Sure, if only people who are perfectly awake participate, the comments section will be a tidier, easier to read place. But I think the function of the comments section is to be an untidy counterweight to a well-edited post. I think the comments section should be to a blog post what the end notes are to a book: A sprawling mass of text that allows the post in itself to sprawl less.
For that reason I dislike the "Liked by author" function here on Substack. All comments are a kind of feed-back to me as a writer and an opportunity to clarify things. My job is to learn from them and answer them, not to judge them after how well they captured my intentions. Many smaller bloggers routinely press "like" on every comment. But I'm afraid that if I acquired such a routine, sooner or later I would do like the king and the queen in Sleeping Beauty and forget one fairy, I mean comment, and then that commenter would feel understandably bullied. Instead I opt for never pressing "like", because I like every comment by default.
So please, write a comment. One that makes sense or one that doesn't. Thought-over or completely spontaneous. Sober or semi-drunk. Restraint is good in the emotional department. But on the intellectual side, blurting out your thoughts probably makes the internet a better place.
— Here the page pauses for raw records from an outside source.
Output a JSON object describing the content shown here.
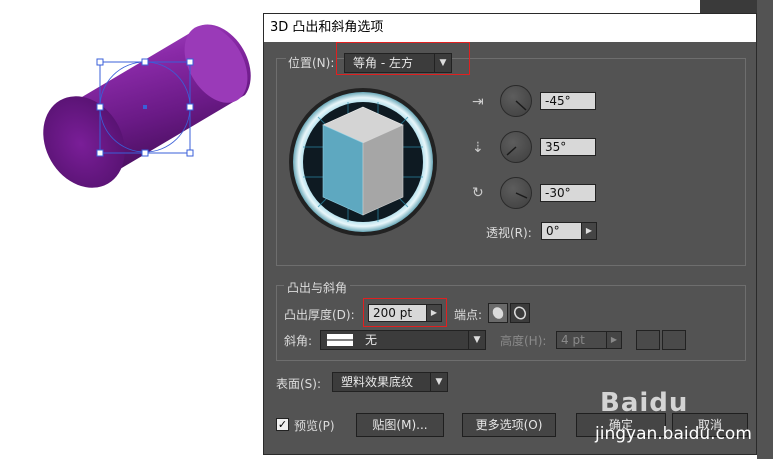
{
  "dialog": {
    "title": "3D 凸出和斜角选项",
    "position_label": "位置(N):",
    "position_value": "等角 - 左方",
    "rotation": [
      {
        "icon": "rotate-x-icon",
        "value": "-45°"
      },
      {
        "icon": "rotate-y-icon",
        "value": "35°"
      },
      {
        "icon": "rotate-z-icon",
        "value": "-30°"
      }
    ],
    "perspective_label": "透视(R):",
    "perspective_value": "0°",
    "extrude_section": "凸出与斜角",
    "extrude_depth_label": "凸出厚度(D):",
    "extrude_depth_value": "200 pt",
    "cap_label": "端点:",
    "bevel_label": "斜角:",
    "bevel_value": "无",
    "height_label": "高度(H):",
    "height_value": "4 pt",
    "surface_label": "表面(S):",
    "surface_value": "塑料效果底纹",
    "preview_label": "预览(P)",
    "preview_checked": true,
    "map_button": "贴图(M)...",
    "more_options_button": "更多选项(O)",
    "ok_button": "确定",
    "cancel_button": "取消"
  },
  "watermark": {
    "brand": "Baidu",
    "url": "jingyan.baidu.com"
  },
  "colors": {
    "dialog_bg": "#535353",
    "cylinder_purple": "#8b2fa8",
    "selection_blue": "#3a5fd8",
    "highlight_red": "#e02020"
  }
}
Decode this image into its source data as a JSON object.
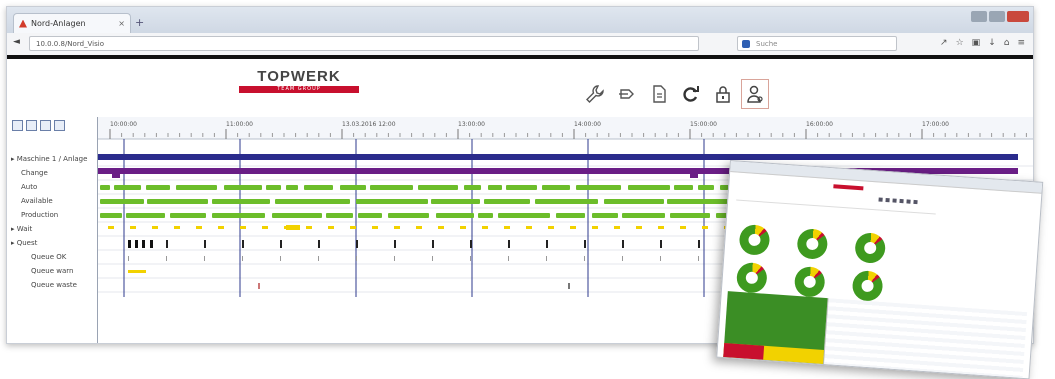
{
  "browser": {
    "tab_title": "Nord-Anlagen",
    "url": "10.0.0.8/Nord_Visio",
    "search_placeholder": "Suche"
  },
  "brand": {
    "name": "TOPWERK",
    "subtitle": "TEAM GROUP",
    "color": "#c8102e"
  },
  "toolbar": {
    "icons": [
      "wrench-icon",
      "export-icon",
      "document-icon",
      "refresh-icon",
      "lock-icon",
      "users-icon"
    ],
    "active_index": 5
  },
  "timeline": {
    "ticks": [
      "10:00:00",
      "11:00:00",
      "13.03.2016 12:00",
      "13:00:00",
      "14:00:00",
      "15:00:00",
      "16:00:00",
      "17:00:00"
    ],
    "rows": [
      {
        "label": "Maschine 1 / Anlage",
        "indent": 0
      },
      {
        "label": "Change",
        "indent": 1
      },
      {
        "label": "Auto",
        "indent": 1
      },
      {
        "label": "Available",
        "indent": 1
      },
      {
        "label": "Production",
        "indent": 1
      },
      {
        "label": "Wait",
        "indent": 0
      },
      {
        "label": "Quest",
        "indent": 0
      },
      {
        "label": "Queue OK",
        "indent": 2
      },
      {
        "label": "Queue warn",
        "indent": 2
      },
      {
        "label": "Queue waste",
        "indent": 2
      }
    ],
    "colors": {
      "navy": "#2a2b8c",
      "purple": "#6a1e86",
      "green": "#6cbd2a",
      "yellow": "#f2d200",
      "marker": "#2c3a8c"
    }
  }
}
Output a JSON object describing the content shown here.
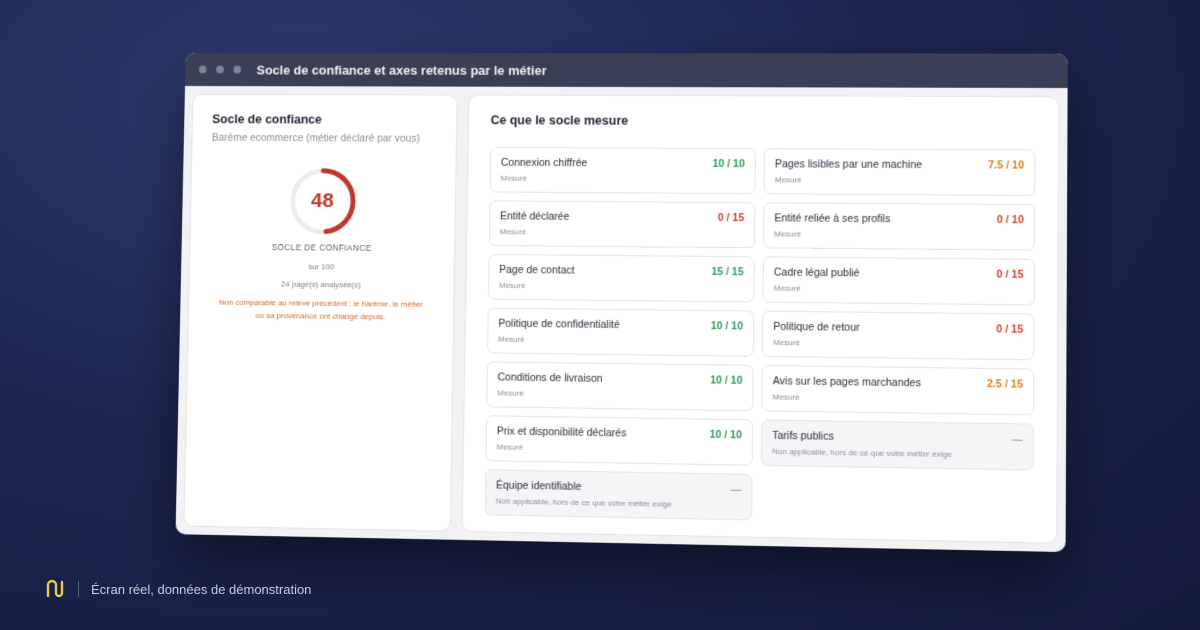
{
  "window": {
    "title": "Socle de confiance et axes retenus par le métier"
  },
  "left": {
    "title": "Socle de confiance",
    "subtitle": "Barème ecommerce (métier déclaré par vous)",
    "score": "48",
    "score_fraction": 0.48,
    "score_label": "SOCLE DE CONFIANCE",
    "score_max": "sur 100",
    "pages": "24 page(s) analysée(s)",
    "warning": "Non comparable au relevé précédent : le barème, le métier ou sa provenance ont changé depuis."
  },
  "right": {
    "title": "Ce que le socle mesure",
    "cards": [
      {
        "label": "Connexion chiffrée",
        "status": "Mesuré",
        "value": "10 / 10",
        "color": "green"
      },
      {
        "label": "Pages lisibles par une machine",
        "status": "Mesuré",
        "value": "7.5 / 10",
        "color": "orange"
      },
      {
        "label": "Entité déclarée",
        "status": "Mesuré",
        "value": "0 / 15",
        "color": "red"
      },
      {
        "label": "Entité reliée à ses profils",
        "status": "Mesuré",
        "value": "0 / 10",
        "color": "red"
      },
      {
        "label": "Page de contact",
        "status": "Mesuré",
        "value": "15 / 15",
        "color": "green"
      },
      {
        "label": "Cadre légal publié",
        "status": "Mesuré",
        "value": "0 / 15",
        "color": "red"
      },
      {
        "label": "Politique de confidentialité",
        "status": "Mesuré",
        "value": "10 / 10",
        "color": "green"
      },
      {
        "label": "Politique de retour",
        "status": "Mesuré",
        "value": "0 / 15",
        "color": "red"
      },
      {
        "label": "Conditions de livraison",
        "status": "Mesuré",
        "value": "10 / 10",
        "color": "green"
      },
      {
        "label": "Avis sur les pages marchandes",
        "status": "Mesuré",
        "value": "2.5 / 15",
        "color": "orange"
      },
      {
        "label": "Prix et disponibilité déclarés",
        "status": "Mesuré",
        "value": "10 / 10",
        "color": "green"
      },
      {
        "label": "Tarifs publics",
        "status": "Non applicable, hors de ce que votre métier exige",
        "value": "—",
        "color": "dash",
        "na": true
      },
      {
        "label": "Équipe identifiable",
        "status": "Non applicable, hors de ce que votre métier exige",
        "value": "—",
        "color": "dash",
        "na": true
      }
    ]
  },
  "footer": {
    "text": "Écran réel, données de démonstration"
  },
  "colors": {
    "green": "#2e9a5a",
    "red": "#d0412f",
    "orange": "#d97d1c",
    "gauge": "#c0392b",
    "logo": "#e8c94a"
  }
}
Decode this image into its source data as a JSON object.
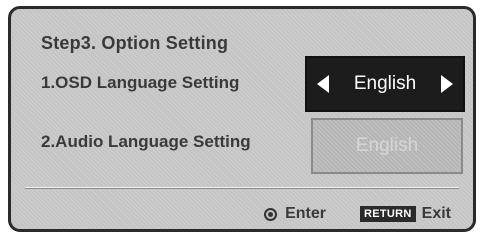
{
  "header": {
    "title": "Step3.  Option Setting"
  },
  "settings": [
    {
      "label": "1.OSD Language Setting",
      "value": "English",
      "state": "selected"
    },
    {
      "label": "2.Audio Language Setting",
      "value": "English",
      "state": "disabled"
    }
  ],
  "footer": {
    "enter_label": "Enter",
    "return_key": "RETURN",
    "exit_label": "Exit"
  },
  "icons": {
    "enter": "enter-icon",
    "left": "arrow-left-icon",
    "right": "arrow-right-icon"
  },
  "colors": {
    "panel_bg": "#c4c4c4",
    "selected_bg": "#1c1c1c",
    "selected_text": "#ffffff",
    "disabled_text": "#d6d6d6"
  }
}
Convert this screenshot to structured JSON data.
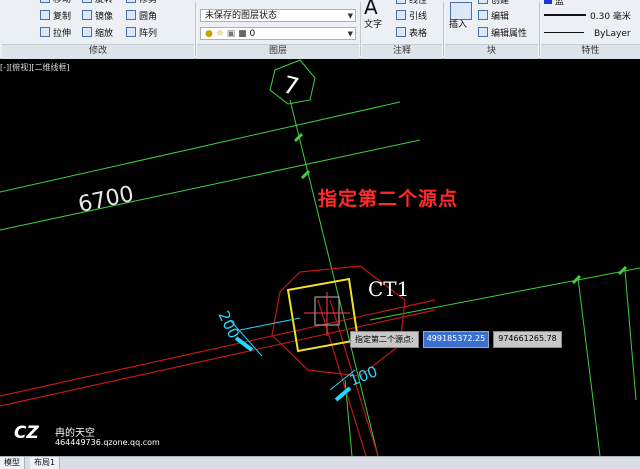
{
  "ribbon": {
    "modify": {
      "label": "修改",
      "items": [
        "移动",
        "旋转",
        "修剪",
        "复制",
        "镜像",
        "圆角",
        "拉伸",
        "缩放",
        "阵列"
      ]
    },
    "layer": {
      "label": "图层",
      "state_value": "未保存的图层状态",
      "current_layer": "0"
    },
    "annotation": {
      "label": "注释",
      "text_label": "文字",
      "items": [
        "线性",
        "引线",
        "表格"
      ]
    },
    "block": {
      "label": "块",
      "insert_label": "插入",
      "items": [
        "创建",
        "编辑",
        "编辑属性"
      ]
    },
    "properties": {
      "label": "特性",
      "color_value": "蓝",
      "lineweight_value": "0.30 毫米",
      "linetype_value": "ByLayer"
    }
  },
  "viewport": {
    "label": "[-][俯视][二维线框]"
  },
  "drawing": {
    "grid_bubble": "7",
    "dim_long": "6700",
    "dim_200": "200",
    "dim_100": "100",
    "column_tag": "CT1",
    "annotation_text": "指定第二个源点"
  },
  "prompt": {
    "label": "指定第二个源点:",
    "x_value": "499185372.25",
    "y_value": "974661265.78"
  },
  "watermark": {
    "logo": "CZ",
    "title": "冉的天空",
    "url": "464449736.qzone.qq.com"
  },
  "tabs": [
    "模型",
    "布局1"
  ],
  "colors": {
    "background": "#000000",
    "axis_green": "#3fcf3f",
    "red_lines": "#c01818",
    "yellow_box": "#f2e02a",
    "cyan_dims": "#22d8ff",
    "annotation_red": "#ff2a2a",
    "highlight_blue": "#3b6fd0"
  }
}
I'm sorry for the uneven publication pace recently. When I persuaded Anders to start a blog with me, I argued that if we both wrote posts, we could make up for each other's down time and maintain a more regular posting routine. In reality, things became the opposite. When Anders has down time, I don't dare to publish anything, because I feel dependent on his advice (as I told you, I write like an ape). So writing together makes us more irregular rather than more regular. But I don't want to do anything about it, because writing together makes us write better.
Some of the 'liked by author' is really the author saying 'read by author'. We need better things to do with articles besides 'like' them. 'Well argued but I still think it is wrong' and 'funny' and 'made me think' are just the tip of the iceberg. God Fortsättning Tove och Anders!
I just discovered your writing after reading one of your posts, the one on young female depression due to "No more roses for Becky." I was so impressed that I went back to read every post you've written on gender issues. You are currently the most interesting writer on gender issues I've run across recently. I find your tone to be much more reflective and objective than Louise Perry, who makes similar points in a much more polemical manner. I see you ultimately respecting the different choices that women (and men) make in a much more "live and let live" approach while grounding the realities of female sexuality in a plausible evolutionary psychology. I very much appreciate your openness about your personal experience combined with your more theoretical reflections.